The mammalian-infective bloodstream form of Trypanosoma brucei possesses a highly active endocytotic system. Evasion of the host immune response by T. brucei is dependent on antigenic variation of VSG (variant surface glycoprotein), but additional mechanisms for removal of surface-bound antibody also operate. Four Rab proteins, Tb (trypanosomal) RAB4, 5A, 5B and 11 are located to the endosomal system; TbRAB5A and TbRAB11 co-localize with internalized anti-VSG antibody and transferrin. A live cell assay was used to record a single cycle of endocytosis of anti-VSG IgG and transferrin, their subsequent degradation within the endosomal system and exocytosis of the products. TbRAB5A and TbRAB11 were involved in the overall process of endocytosis, degradation and exocytosis, whereas TbRAB5B and TbRAB4 were not implicated. The kinetics of anti-VSG IgG and transferrin recycling depend on the nucleotide state of TbRAB5A and TbRAB11. These data, together with previous work, suggest that IgG and transferrin initially enter a TbRAB5A sorting endosome and are most probably recycled subsequently via a TbRAB11-dependent step. Analysis of the recycled IgG and transferrin demonstrated extensive degradation of these recycled proteins. Degradation of transferrin was enhanced in cells expressing increased amounts of TbRAB5A or TbRAB11 with a Ser-->Asn mutation, but was decreased when active TbRAB11 was overexpressed. The extent of degradation of anti-VSG IgG was found to be unaffected by mutant Rab protein expression. The presence of an efficient mechanism for the removal of IgG bound to the external surface of T. brucei and its subsequent proteolysis within the recycling system suggests a role for this pathway in immune evasion.

TbRAB18, a developmentally regulated Golgi GTPase from Trypanosoma brucei.
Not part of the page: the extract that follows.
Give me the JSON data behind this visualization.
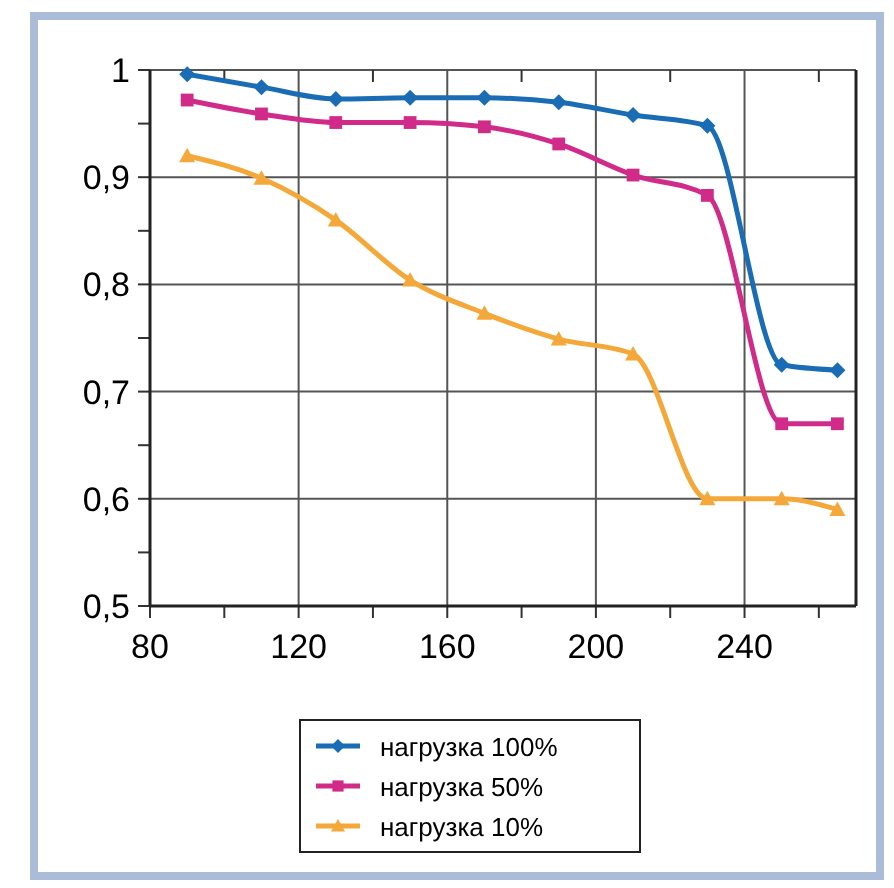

The trypanosomal secretory system is broadly similar to that of higher eukaryotes as proteins enter the system via the endoplasmic reticulum and are transported to the Golgi complex for elaboration of glycan chains. Importantly N-glycan processing is stage specific with only the bloodstream form (BSF) processing beyond the oligomannose form. Increased complexity of the BSF Golgi apparatus, as evidenced by morphological studies, may underpin this higher activity, but few trypanosome-specific Golgi proteins have been described that may play a role in this developmental alteration. Here we describe a novel member of the T. brucei Rab family, TbRAB18, which is stage-regulated and highly expressed in the BSF whilst barely detectable in the insect stage. This stage-specific expression suggests the presence of a TbRAB18-dependent transport pathway required for survival in the mammalian host. Furthermore, data indicate that TbRAB18 localises to membranes in close juxtaposition to structures stained with BODIPY-ceramide, a Golgi marker. Wild type TbRAB18, ectopically expressed in insect stage cells colocalises with TbRAB31, and hence is targeted to the Golgi complex, consistent with the location of the endogenous protein in the bloodstream form, whilst GTP and GDP-locked mutant isoforms demonstrate distinct localisations, suggesting that Golgi-targetting of TbRAB18 is nucleotide-state dependent. We also find that ectopic expression of TbRAB18 wild type and mutant isoforms has no detectable effect on the synthetic anteriograde trafficking probe, TbBiPN. Finally, the location, and hence function, of TbRAB18 are distinct from the closest metazoan homologue, murine Rab18; the latter protein is involved in endocytic transport pathways whilst clearly TbRAB18 is not. Our data indicate further complexity in the evolution of small GTPases, and highlight the need for robust functional data prior to assignment of members of complex gene families.